As reserves continue to be depleted, we will become more dependent on OPEC than ever. OPEC is unlikely to respond sympathetically. Especially considering that the Iraq invasion pretty much makes it impossible for the Middle East oil prices to publicly adopt an outright pro-American stance. At the same time, the war in Iraq has alienated Russia, which the administration had been positioning to compete with OPEC as an alternative source of oil.
Rather than changing the political landscape in the Middle East, the Iraq invasion has arguably fortified the Middle East oil regimes. Iran and the Saudi ruling family continue to realize huge profits from skyrocketing oil prices. As capital markets continue to respond to the attacks on Iraq’s oil supply by effectively raising the price of crude, those regimes once slated for takeover actually grow stronger.

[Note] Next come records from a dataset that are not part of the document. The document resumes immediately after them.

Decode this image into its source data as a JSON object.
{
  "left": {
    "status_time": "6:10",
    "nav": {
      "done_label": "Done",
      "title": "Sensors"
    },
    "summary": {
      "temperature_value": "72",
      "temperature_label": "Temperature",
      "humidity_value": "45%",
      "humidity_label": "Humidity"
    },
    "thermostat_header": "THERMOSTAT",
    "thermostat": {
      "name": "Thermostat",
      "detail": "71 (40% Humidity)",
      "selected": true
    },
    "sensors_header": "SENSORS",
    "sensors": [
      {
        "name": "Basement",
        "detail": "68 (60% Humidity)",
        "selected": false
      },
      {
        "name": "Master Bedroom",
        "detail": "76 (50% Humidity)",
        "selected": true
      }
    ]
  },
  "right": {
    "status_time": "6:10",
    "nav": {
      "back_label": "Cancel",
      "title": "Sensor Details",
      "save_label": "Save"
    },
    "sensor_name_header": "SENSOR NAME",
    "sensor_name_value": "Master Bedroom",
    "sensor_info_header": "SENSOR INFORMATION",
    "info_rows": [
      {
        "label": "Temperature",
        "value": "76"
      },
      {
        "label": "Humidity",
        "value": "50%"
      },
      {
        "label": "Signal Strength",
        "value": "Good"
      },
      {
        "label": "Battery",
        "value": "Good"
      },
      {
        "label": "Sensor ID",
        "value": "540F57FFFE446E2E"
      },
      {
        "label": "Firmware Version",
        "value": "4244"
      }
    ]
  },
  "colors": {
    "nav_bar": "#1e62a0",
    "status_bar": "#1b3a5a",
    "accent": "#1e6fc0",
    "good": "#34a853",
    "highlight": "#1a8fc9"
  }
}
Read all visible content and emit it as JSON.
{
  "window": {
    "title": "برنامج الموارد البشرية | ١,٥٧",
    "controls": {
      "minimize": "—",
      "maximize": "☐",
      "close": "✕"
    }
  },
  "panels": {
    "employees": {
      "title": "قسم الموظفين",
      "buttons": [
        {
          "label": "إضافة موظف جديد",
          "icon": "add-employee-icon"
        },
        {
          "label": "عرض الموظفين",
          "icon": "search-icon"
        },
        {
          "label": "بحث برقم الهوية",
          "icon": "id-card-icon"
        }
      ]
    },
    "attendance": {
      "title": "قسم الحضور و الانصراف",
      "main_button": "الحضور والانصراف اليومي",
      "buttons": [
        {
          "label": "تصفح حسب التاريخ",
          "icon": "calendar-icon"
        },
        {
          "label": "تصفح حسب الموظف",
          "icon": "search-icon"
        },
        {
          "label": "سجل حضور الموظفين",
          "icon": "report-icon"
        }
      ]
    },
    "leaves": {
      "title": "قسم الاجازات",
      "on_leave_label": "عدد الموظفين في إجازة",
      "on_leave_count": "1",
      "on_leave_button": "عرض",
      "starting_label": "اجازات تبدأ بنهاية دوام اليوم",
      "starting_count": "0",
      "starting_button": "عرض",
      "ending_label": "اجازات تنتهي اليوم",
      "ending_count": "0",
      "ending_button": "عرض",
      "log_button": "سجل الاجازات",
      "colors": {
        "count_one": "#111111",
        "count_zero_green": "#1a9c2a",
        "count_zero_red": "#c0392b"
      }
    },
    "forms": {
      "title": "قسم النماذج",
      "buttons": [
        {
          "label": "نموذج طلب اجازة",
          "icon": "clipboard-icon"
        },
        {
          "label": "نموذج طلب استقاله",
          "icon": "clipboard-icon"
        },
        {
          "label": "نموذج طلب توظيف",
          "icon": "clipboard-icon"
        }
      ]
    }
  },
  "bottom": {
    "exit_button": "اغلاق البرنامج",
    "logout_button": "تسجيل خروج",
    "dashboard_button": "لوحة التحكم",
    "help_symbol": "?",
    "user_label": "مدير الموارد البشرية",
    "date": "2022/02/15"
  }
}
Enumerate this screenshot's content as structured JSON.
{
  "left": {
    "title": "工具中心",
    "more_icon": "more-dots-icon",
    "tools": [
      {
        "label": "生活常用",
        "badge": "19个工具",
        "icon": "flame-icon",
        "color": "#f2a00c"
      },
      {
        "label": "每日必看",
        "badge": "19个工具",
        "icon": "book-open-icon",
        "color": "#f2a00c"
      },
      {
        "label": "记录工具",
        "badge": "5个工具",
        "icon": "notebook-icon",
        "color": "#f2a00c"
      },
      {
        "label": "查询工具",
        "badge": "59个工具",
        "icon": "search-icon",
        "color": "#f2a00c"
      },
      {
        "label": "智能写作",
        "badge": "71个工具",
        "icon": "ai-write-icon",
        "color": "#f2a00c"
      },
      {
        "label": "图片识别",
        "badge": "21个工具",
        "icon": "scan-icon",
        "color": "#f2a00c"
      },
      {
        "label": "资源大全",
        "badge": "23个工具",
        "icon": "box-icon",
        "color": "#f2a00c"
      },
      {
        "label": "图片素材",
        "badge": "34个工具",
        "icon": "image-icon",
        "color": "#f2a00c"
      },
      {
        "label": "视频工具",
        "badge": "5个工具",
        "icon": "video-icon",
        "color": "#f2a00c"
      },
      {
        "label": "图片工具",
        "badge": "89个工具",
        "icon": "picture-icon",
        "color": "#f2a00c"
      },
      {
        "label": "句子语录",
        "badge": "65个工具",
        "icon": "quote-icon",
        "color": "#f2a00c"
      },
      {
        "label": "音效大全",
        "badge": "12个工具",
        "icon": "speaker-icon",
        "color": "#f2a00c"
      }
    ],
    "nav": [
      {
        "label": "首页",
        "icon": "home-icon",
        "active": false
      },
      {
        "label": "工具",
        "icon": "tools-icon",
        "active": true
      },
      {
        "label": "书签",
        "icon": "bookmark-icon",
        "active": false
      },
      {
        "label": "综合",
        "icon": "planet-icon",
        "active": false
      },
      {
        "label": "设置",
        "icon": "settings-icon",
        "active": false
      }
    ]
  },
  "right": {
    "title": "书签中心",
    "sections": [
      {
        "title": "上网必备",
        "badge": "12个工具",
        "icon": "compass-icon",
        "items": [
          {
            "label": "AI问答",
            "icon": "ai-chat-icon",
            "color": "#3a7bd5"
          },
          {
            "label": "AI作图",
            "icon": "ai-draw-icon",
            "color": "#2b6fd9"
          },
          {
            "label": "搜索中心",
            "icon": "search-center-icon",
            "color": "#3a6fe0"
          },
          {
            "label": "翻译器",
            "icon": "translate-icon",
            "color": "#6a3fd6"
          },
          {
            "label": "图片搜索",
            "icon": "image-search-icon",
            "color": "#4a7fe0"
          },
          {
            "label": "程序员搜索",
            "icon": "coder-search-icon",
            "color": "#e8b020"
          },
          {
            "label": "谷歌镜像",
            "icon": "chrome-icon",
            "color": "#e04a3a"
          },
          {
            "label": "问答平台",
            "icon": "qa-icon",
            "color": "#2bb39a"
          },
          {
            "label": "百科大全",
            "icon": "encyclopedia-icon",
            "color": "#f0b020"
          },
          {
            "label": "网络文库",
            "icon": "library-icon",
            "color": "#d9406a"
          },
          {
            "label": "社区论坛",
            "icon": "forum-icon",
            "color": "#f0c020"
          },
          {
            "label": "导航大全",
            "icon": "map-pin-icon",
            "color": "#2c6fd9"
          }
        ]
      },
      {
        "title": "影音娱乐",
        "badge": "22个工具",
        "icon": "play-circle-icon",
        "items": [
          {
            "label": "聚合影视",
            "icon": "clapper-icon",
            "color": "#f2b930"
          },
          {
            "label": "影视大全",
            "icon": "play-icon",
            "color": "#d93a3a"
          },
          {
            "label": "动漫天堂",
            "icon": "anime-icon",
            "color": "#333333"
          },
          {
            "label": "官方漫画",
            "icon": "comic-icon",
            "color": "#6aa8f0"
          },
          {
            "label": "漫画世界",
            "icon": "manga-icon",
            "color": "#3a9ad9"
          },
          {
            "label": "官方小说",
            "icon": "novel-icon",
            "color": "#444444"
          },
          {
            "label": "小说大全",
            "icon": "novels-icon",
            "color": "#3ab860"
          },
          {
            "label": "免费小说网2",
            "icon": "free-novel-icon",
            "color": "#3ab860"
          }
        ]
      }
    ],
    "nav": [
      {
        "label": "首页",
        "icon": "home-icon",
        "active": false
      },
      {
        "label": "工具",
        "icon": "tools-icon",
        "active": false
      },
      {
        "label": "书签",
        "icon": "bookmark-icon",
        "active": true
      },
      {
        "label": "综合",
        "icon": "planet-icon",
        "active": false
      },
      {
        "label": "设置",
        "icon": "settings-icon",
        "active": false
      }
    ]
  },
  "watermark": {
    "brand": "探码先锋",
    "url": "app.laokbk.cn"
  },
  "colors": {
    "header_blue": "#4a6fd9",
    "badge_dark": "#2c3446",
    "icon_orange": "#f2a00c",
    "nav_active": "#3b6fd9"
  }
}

So, are skyrocketing oil prices, the Iraq morass, and the domestic energy crises harbingers of a slow economic decline? More to the point, is the American engine slowly grounding to a halt? Not necessarily. It is undisputed that, due to their capacity for oil production, the Middle East is the center of the global economy. If the region destabilized, it could very well drag the global economy down with it. From this perspective, our presence in Iraq presents a valuable conduit to the internal affairs of the region.
It also presents a direct response capability. Given the inevitability that Iran will become nuclearized, we will be increasingly dependent on a military foothold in the region to launch quick strikes against rogue states. Maintaining a democracy in the region could provide a powerful deterrent to the further radicalization of Muslim states. In a nutshell, a strong U.S. presence in Iraq sends a signal that any violent fundamentalists in the region will have to answer to the United States. This accountability could help prevent the peace process from completely unraveling. It also provides a hedge against the violent expansion of religious zealots. For example, if Muslim fundamentalists were to engineer a violent coup in Egypt, they would effectively be thrusting themselves into a war with America that they could not possibly win. In other words, a strong American presence in the region could help maintain the balance of power in the Middle East. Remove that presence, and you run an increased risk of regional destabilization.
Of course, one hopes that we did not overplay our hand. If oil production in Iraq continues to drop or if the Saudi family is overthrown precisely because of our presence in the area, the global economy will freefall. It is a delicate balance. But as long as the Unite States remains dependent on oil supplies from the Gulf, it was a necessary step that we needed to take.